Technisch kan het en financieel loont het: een woning die geen energierekening meer heeft, maar ‘nul-op-de-meter’ is geworden. De vraag is: hoe organiseren we het? Over deze uitdaging spraken partijen uit de bouwsector op 30 januari tijdens de bijeenkomst Nul op de meter – Ik kan dat ook! op Hogeschool Utrecht. In de huursector werken woningcorporaties en marktpartijen nu al hard aan woningen die geen energierekening meer hebben. Het programma Energiesprong van Platform31 ondersteunt hen hierin. Maar ook particuliere woningeigenaren willen graag een woning zonder energierekening. Om deze ambitie te realiseren is een marktaanbod nodig.
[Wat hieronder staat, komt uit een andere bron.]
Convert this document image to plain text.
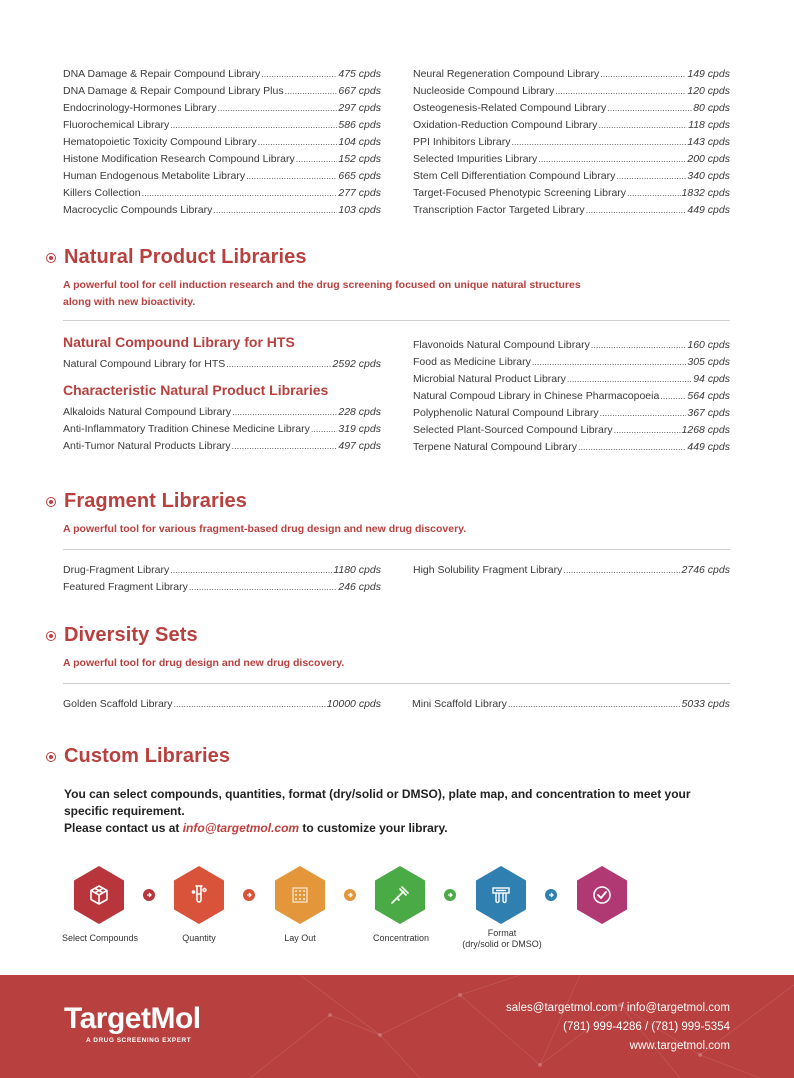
DNA Damage & Repair Compound Library .....	475 cpds
DNA Damage & Repair Compound Library Plus .....	667 cpds
Endocrinology-Hormones Library .....	297 cpds
Fluorochemical Library .....	586 cpds
Hematopoietic Toxicity Compound Library .....	104 cpds
Histone Modification Research Compound Library .....	152 cpds
Human Endogenous Metabolite Library .....	665 cpds
Killers Collection .....	277 cpds
Macrocyclic Compounds Library .....	103 cpds
Neural Regeneration Compound Library .....	149 cpds
Nucleoside Compound Library .....	120 cpds
Osteogenesis-Related Compound Library .....	80 cpds
Oxidation-Reduction Compound Library .....	118 cpds
PPI Inhibitors Library .....	143 cpds
Selected Impurities Library .....	200 cpds
Stem Cell Differentiation Compound Library .....	340 cpds
Target-Focused Phenotypic Screening Library .....	1832 cpds
Transcription Factor Targeted Library .....	449 cpds
Natural Product Libraries
A powerful tool for cell induction research and the drug screening focused on unique natural structures
along with new bioactivity.
Natural Compound Library for HTS
Natural Compound Library for HTS .....	2592 cpds
Characteristic Natural Product Libraries
Alkaloids Natural Compound Library .....	228 cpds
Anti-Inflammatory Tradition Chinese Medicine Library .....	319 cpds
Anti-Tumor Natural Products Library .....	497 cpds
Flavonoids Natural Compound Library .....	160 cpds
Food as Medicine Library .....	305 cpds
Microbial Natural Product Library .....	94 cpds
Natural Compoud Library in Chinese Pharmacopoeia .....	564 cpds
Polyphenolic Natural Compound Library .....	367 cpds
Selected Plant-Sourced Compound Library .....	1268 cpds
Terpene Natural Compound Library .....	449 cpds
Fragment Libraries
A powerful tool for various fragment-based drug design and new drug discovery.
Drug-Fragment Library .....	1180 cpds
Featured Fragment Library .....	246 cpds
High Solubility Fragment Library .....	2746 cpds
Diversity Sets
A powerful tool for drug design and new drug discovery.
Golden Scaffold Library .....	10000 cpds	Mini Scaffold Library .....	5033 cpds
Custom Libraries
You can select compounds, quantities, format (dry/solid or DMSO), plate map, and concentration to meet your
specific requirement.
Please contact us at info@targetmol.com to customize your library.
Select Compounds	Quantity	Lay Out	Concentration	Format
(dry/solid or DMSO)
TargetMol
A DRUG SCREENING EXPERT
sales@targetmol.com / info@targetmol.com
(781) 999-4286 / (781) 999-5354
www.targetmol.com
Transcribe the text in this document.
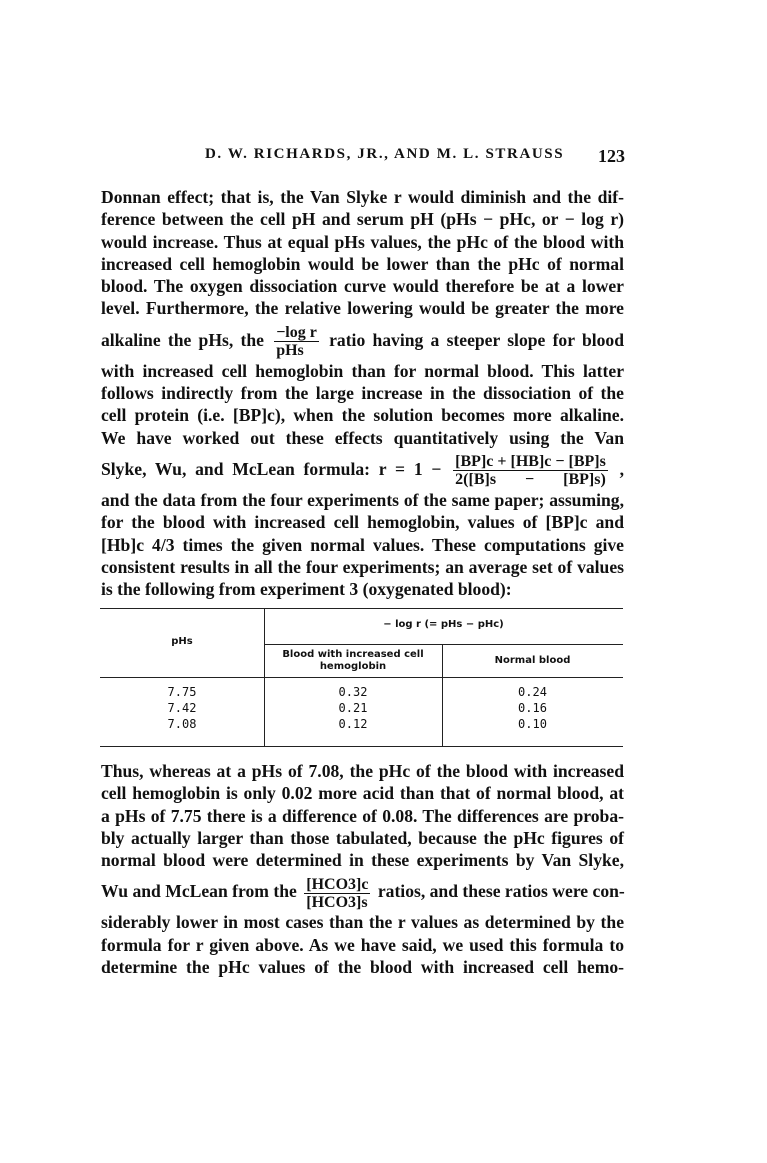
D. W. RICHARDS, JR., AND M. L. STRAUSS 123
Donnan effect; that is, the Van Slyke r would diminish and the dif-
ference between the cell pH and serum pH (pHs − pHc, or − log r)
would increase. Thus at equal pHs values, the pHc of the blood with
increased cell hemoglobin would be lower than the pHc of normal
blood. The oxygen dissociation curve would therefore be at a lower
level. Furthermore, the relative lowering would be greater the more
alkaline the pHs, the $\frac{\text{−log r}}{\text{pHs}}$ ratio having a steeper slope for blood
with increased cell hemoglobin than for normal blood. This latter
follows indirectly from the large increase in the dissociation of the
cell protein (i.e. [BP]c), when the solution becomes more alkaline.
We have worked out these effects quantitatively using the Van
Slyke, Wu, and McLean formula: $r = 1 - \frac{[BP]c + [HB]c - [BP]s}{2([B]s - [BP]s)}$ ,
and the data from the four experiments of the same paper; assuming,
for the blood with increased cell hemoglobin, values of [BP]c and
[Hb]c 4/3 times the given normal values. These computations give
consistent results in all the four experiments; an average set of values
is the following from experiment 3 (oxygenated blood):
pHs
− log r (= pHs − pHc)
Blood with increased cell hemoglobin
Normal blood
7.75	0.32	0.24
7.42	0.21	0.16
7.08	0.12	0.10
Thus, whereas at a pHs of 7.08, the pHc of the blood with increased
cell hemoglobin is only 0.02 more acid than that of normal blood, at
a pHs of 7.75 there is a difference of 0.08. The differences are proba-
bly actually larger than those tabulated, because the pHc figures of
normal blood were determined in these experiments by Van Slyke,
Wu and McLean from the $\frac{\text{[HCO3]c}}{\text{[HCO3]s}}$ ratios, and these ratios were con-
siderably lower in most cases than the r values as determined by the
formula for r given above. As we have said, we used this formula to
determine the pHc values of the blood with increased cell hemo-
Hoe kan dat worden ontwikkeld?

Ivo Opstelten (lector Nieuwe energie in de stad Hogeschool Utrecht; Energiesprong; Utrecht 2040): “Een energieneutrale woning met nul op de meter is technisch allang mogelijk en ondertussen ook financieel verantwoord. De eerste prototypes zijn er. Met banken zoals ABN Amro zijn we in overleg om niet alleen voor nieuwbouw, maar ook voor nul-op-de-meter-renovatie extra hypotheekruimte te gaan aanbieden. Want de waarde van een woning stijgt door zo’n duurzame renovatie enorm. Dat er een markt is, laat de grote respons zien op de landelijke campagne Onshuisverdienthet van Energiesprong: er zijn binnen twee weken al meer dan 1250 aanmeldingen van particuliere woningeigenaren voor een nul-op-de-meter-woning, merendeels uit de regio Utrecht. Nu nog het aanbod vanuit de marktsector!”

 

Bülent Isik, PvdA-raadslid Utrecht en woordvoerder wonen, wijkgericht werken en participatie: “Het is belangrijk dat Hogeschool Utrecht de partijen bij elkaar heeft gezet. Zo kunnen we komen tot concrete stappen. Het gaat om collectieve belangen, waarbij het de taak is van de overheid om de markt te faciliteren.” Luuk van der Werf (Renovatiewinkel Utrecht) vult aan: “We willen huiseigenaren laten zien dat het kan, door eigen pilots op wijkniveau te creëeren en één loket waar ze alles kunnen regelen. Want ook de vraag moet nog grotendeels gecreëerd worden: eerst zien, dan geloven.”

 

Jan Kamphuis (bouwbedrijf BJW): “Naast de technische kant is identiteit belangrijk. Voor bewoners staan leefstijl en comfort voorop. Of het huis duurzamer wordt interesseert hen vaak minder. We moeten dus niet langer denken vanuit techniek, maar vanuit de vraag: waarom zou mijn klant zo’n huis willen? Ook essentieel zijn ketensamenwerking in de bouw en een fabrieksmatige aanpak, om zo de grootschalige toepassing mogelijk te maken.”

De samenwerking tussen de bouwsector en Hogeschool Utrecht is op dit gebied zeer effectief, vindt Nadia Verdeyen, directeur van het Kenniscentrum Technologie en Innovatie van Hogeschool Utrecht: “Onze studenten hebben voor bouwbedrijf BJW een aantal vragen rond het concept nul-op-de-meter opgelost in het One-stop-shop-project. Dat aanbod voor samenwerking doen we hierbij ook aan andere bedrijven.” Pierre Vermeulen (Solease): “Er ontstaat langzamerhand vertrouwen tussen bedrijven onderling. Ze zien in dat je beter kunt samenwerken dan concurreren.”